En español | Pausing at the door to the hospital room, volunteer Mimi Weinstein was about to ask whether the patient inside wanted a visit when she noticed the woman was crying. "Are you all right?" Weinstein asked. "I can always come back later."
"No, no," the woman responded, inviting her in. "I'm just sad."
So Weinstein, 52, moved toward the bed. And with her went her dog, Tickles, 10 1/2. The composed, good-natured boxer began licking the patient's hand. She laughed.
She was still laughing when Weinstein and Tickles left. "There's no other treatment like that," Weinstein says, "where you can go from crying to laughing in a nanosecond."
Which is why Weinstein and Tickles visit patients at the Dartmouth-Hitchcock Medical Center (DHMC) in Lebanon, N.H., as often as three days a week. The sprawling facility keeps about a dozen dog-and-owner teams in its rotation of 600 volunteers — including smaller dogs, several golden retrievers, and a newly enlisted Great Dane. The volunteer Hug a Hound teams are a hit.

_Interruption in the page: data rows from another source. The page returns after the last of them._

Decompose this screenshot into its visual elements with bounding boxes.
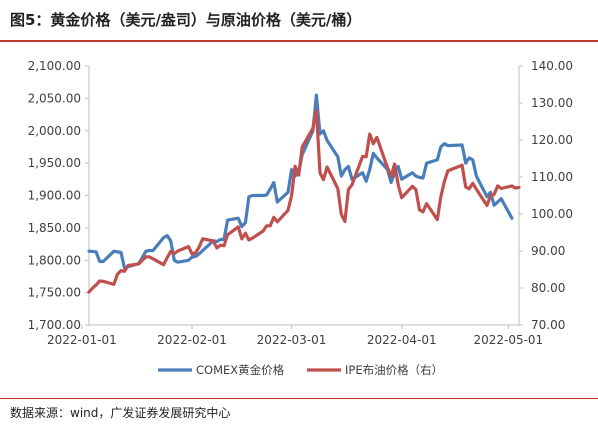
- x-tick-label: 2022-01-01: [47, 333, 117, 347]
- y-left-tick-label: 1,800.00: [28, 253, 81, 267]
- series-line-oil: [87, 108, 521, 294]
- y-right-tick-label: 100.00: [531, 207, 573, 221]
- x-tick-label: 2022-05-01: [473, 333, 543, 347]
- legend-label: COMEX黄金价格: [196, 363, 285, 377]
- footer-divider: [0, 398, 598, 399]
- chart-title: 图5：黄金价格（美元/盎司）与原油价格（美元/桶）: [10, 11, 362, 29]
- x-tick-label: 2022-04-01: [367, 333, 437, 347]
- y-right-tick-label: 90.00: [531, 244, 565, 258]
- y-left-tick-label: 1,950.00: [28, 156, 81, 170]
- series-lines: [87, 93, 521, 294]
- y-right-tick-label: 110.00: [531, 170, 573, 184]
- y-left-tick-label: 2,100.00: [28, 59, 81, 73]
- source-note: 数据来源：wind，广发证券发展研究中心: [10, 406, 231, 420]
- y-right-tick-label: 140.00: [531, 59, 573, 73]
- y-left-tick-label: 2,050.00: [28, 91, 81, 105]
- y-right-tick-label: 70.00: [531, 318, 565, 332]
- x-tick-label: 2022-03-01: [257, 333, 327, 347]
- y-right-tick-label: 130.00: [531, 96, 573, 110]
- y-left-tick-label: 2,000.00: [28, 124, 81, 138]
- legend-label: IPE布油价格（右）: [345, 363, 443, 377]
- legend: COMEX黄金价格 IPE布油价格（右）: [158, 363, 443, 377]
- y-right-tick-label: 120.00: [531, 133, 573, 147]
- title-bar: 图5：黄金价格（美元/盎司）与原油价格（美元/桶）: [0, 0, 598, 42]
- y-right-tick-label: 80.00: [531, 281, 565, 295]
- series-line-gold: [87, 93, 514, 270]
- y-left-tick-label: 1,850.00: [28, 221, 81, 235]
- y-left-tick-label: 1,700.00: [28, 318, 81, 332]
- axes: 1,700.00 1,750.00 1,800.00 1,850.00 1,900.00…: [28, 59, 573, 347]
- y-left-tick-label: 1,750.00: [28, 286, 81, 300]
- chart: 1,700.00 1,750.00 1,800.00 1,850.00 1,900.00…: [28, 59, 573, 377]
- y-left-tick-label: 1,900.00: [28, 189, 81, 203]
- x-tick-label: 2022-02-01: [157, 333, 227, 347]
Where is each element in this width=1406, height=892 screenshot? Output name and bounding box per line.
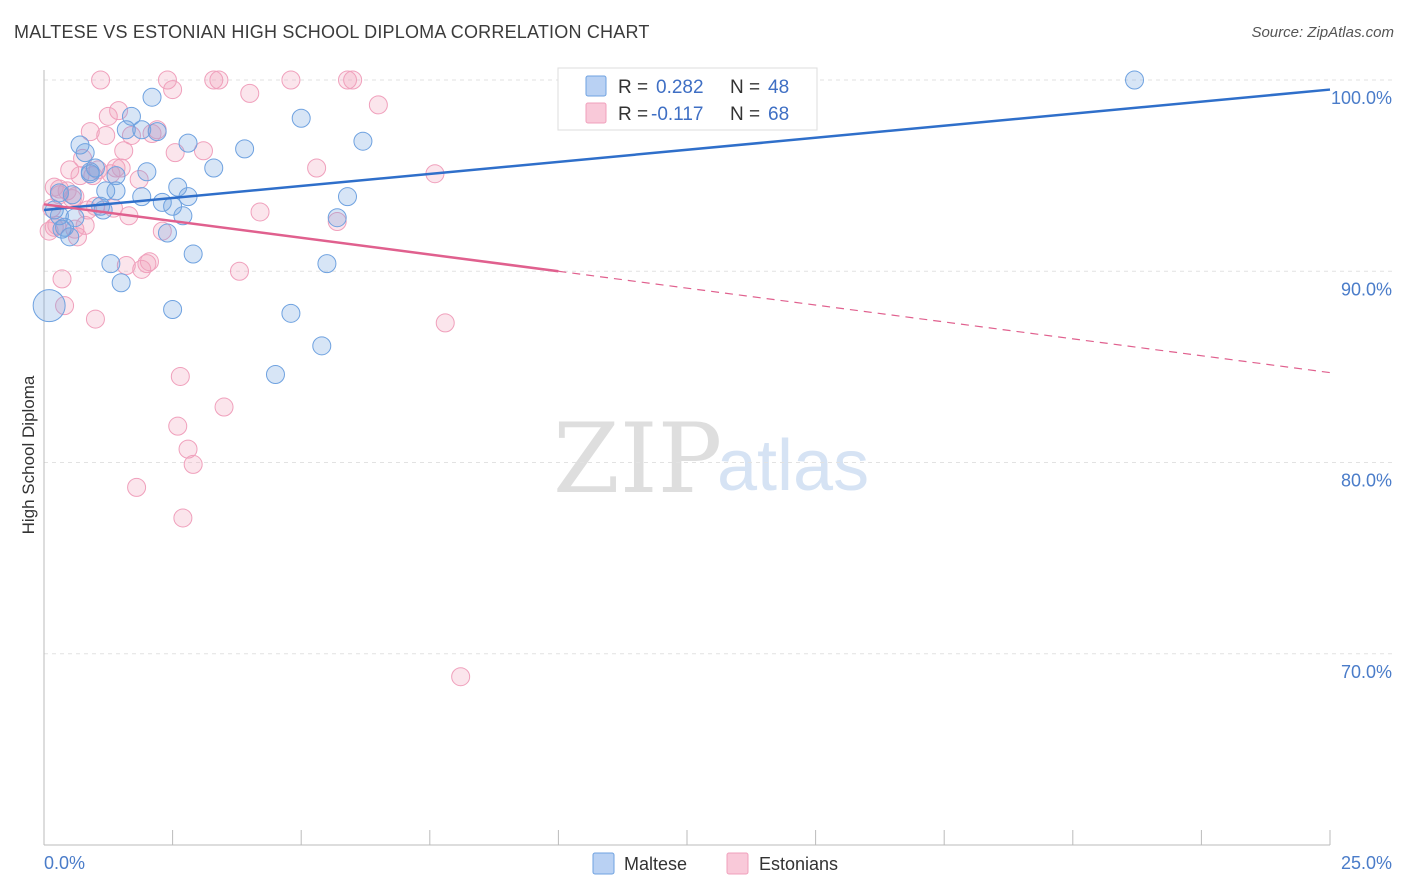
data-point-maltese: [158, 224, 176, 242]
x-ticks: [44, 830, 1330, 845]
data-point-maltese: [354, 132, 372, 150]
series-estonians: [40, 71, 470, 686]
data-point-estonians: [251, 203, 269, 221]
data-point-estonians: [241, 84, 259, 102]
data-point-estonians: [369, 96, 387, 114]
data-point-estonians: [174, 509, 192, 527]
data-point-estonians: [308, 159, 326, 177]
watermark-zip: ZIP: [553, 403, 722, 515]
grid-lines: [44, 80, 1392, 654]
trend-lines: [44, 90, 1330, 373]
data-point-maltese: [81, 163, 99, 181]
legend-n-estonians: 68: [768, 104, 789, 125]
data-point-maltese: [33, 290, 65, 322]
trend-line-estonians-extrapolated: [558, 271, 1330, 372]
data-point-maltese: [184, 245, 202, 263]
data-point-maltese: [236, 140, 254, 158]
data-point-estonians: [452, 668, 470, 686]
data-point-maltese: [138, 163, 156, 181]
data-point-maltese: [102, 255, 120, 273]
data-point-maltese: [164, 301, 182, 319]
data-point-estonians: [184, 455, 202, 473]
data-point-maltese: [313, 337, 331, 355]
legend-r-maltese: 0.282: [656, 77, 704, 98]
bottom-legend-swatch-estonians: [727, 853, 748, 874]
legend-n-maltese: 48: [768, 77, 789, 98]
data-point-estonians: [215, 398, 233, 416]
y-tick-labels: 100.0% 90.0% 80.0% 70.0%: [1331, 88, 1392, 682]
data-point-maltese: [112, 274, 130, 292]
bottom-legend-swatch-maltese: [593, 853, 614, 874]
y-tick-label: 70.0%: [1341, 662, 1392, 682]
y-axis-label: High School Diploma: [19, 375, 38, 534]
legend-r-label-estonians: R =: [618, 104, 648, 125]
legend-swatch-estonians: [586, 103, 606, 123]
legend-n-label-maltese: N =: [730, 77, 760, 98]
data-point-estonians: [210, 71, 228, 89]
data-point-estonians: [282, 71, 300, 89]
legend-n-label-estonians: N =: [730, 104, 760, 125]
data-point-estonians: [171, 367, 189, 385]
data-point-maltese: [328, 209, 346, 227]
data-point-maltese: [266, 366, 284, 384]
bottom-legend: Maltese Estonians: [593, 853, 838, 874]
y-tick-label: 80.0%: [1341, 471, 1392, 491]
data-point-maltese: [282, 304, 300, 322]
data-point-estonians: [169, 417, 187, 435]
legend-box: R = 0.282 N = 48 R = -0.117 N = 68: [558, 68, 817, 130]
watermark-atlas: atlas: [717, 426, 869, 506]
y-tick-label: 100.0%: [1331, 88, 1392, 108]
data-point-estonians: [97, 126, 115, 144]
legend-r-estonians: -0.117: [651, 104, 703, 125]
data-point-maltese: [338, 188, 356, 206]
data-point-maltese: [148, 123, 166, 141]
data-point-maltese: [63, 186, 81, 204]
data-point-estonians: [86, 310, 104, 328]
bottom-legend-label-maltese: Maltese: [624, 854, 687, 874]
data-point-estonians: [140, 253, 158, 271]
legend-r-label-maltese: R =: [618, 77, 648, 98]
bottom-legend-label-estonians: Estonians: [759, 854, 838, 874]
data-point-maltese: [107, 182, 125, 200]
data-point-maltese: [76, 144, 94, 162]
data-point-estonians: [230, 262, 248, 280]
x-tick-label-max: 25.0%: [1341, 853, 1392, 873]
data-point-estonians: [128, 478, 146, 496]
data-point-estonians: [344, 71, 362, 89]
data-point-estonians: [53, 270, 71, 288]
data-point-maltese: [318, 255, 336, 273]
data-point-maltese: [292, 109, 310, 127]
data-point-maltese: [179, 134, 197, 152]
data-point-estonians: [436, 314, 454, 332]
data-point-maltese: [143, 88, 161, 106]
data-point-maltese: [1126, 71, 1144, 89]
data-point-estonians: [92, 71, 110, 89]
scatter-chart: ZIP atlas 100.0% 90.0% 80.0% 70.0% 0.0% 25.…: [0, 0, 1406, 892]
data-point-estonians: [164, 81, 182, 99]
data-point-maltese: [205, 159, 223, 177]
x-tick-label-min: 0.0%: [44, 853, 85, 873]
y-tick-label: 90.0%: [1341, 279, 1392, 299]
legend-swatch-maltese: [586, 76, 606, 96]
data-point-maltese: [133, 188, 151, 206]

"Anything you can do to help a human being be happier is better for health," says Erin McMahon-Farnum, a registered nurse and services coordinator at the hospital.
Motivation
Weinstein's own deeply personal experience of how dogs interact with the very ill inspired her visits to DHMC with Tickles. Her daughter, Brianna, was diagnosed as a toddler with leukemia, and died 13 years ago, at age 12.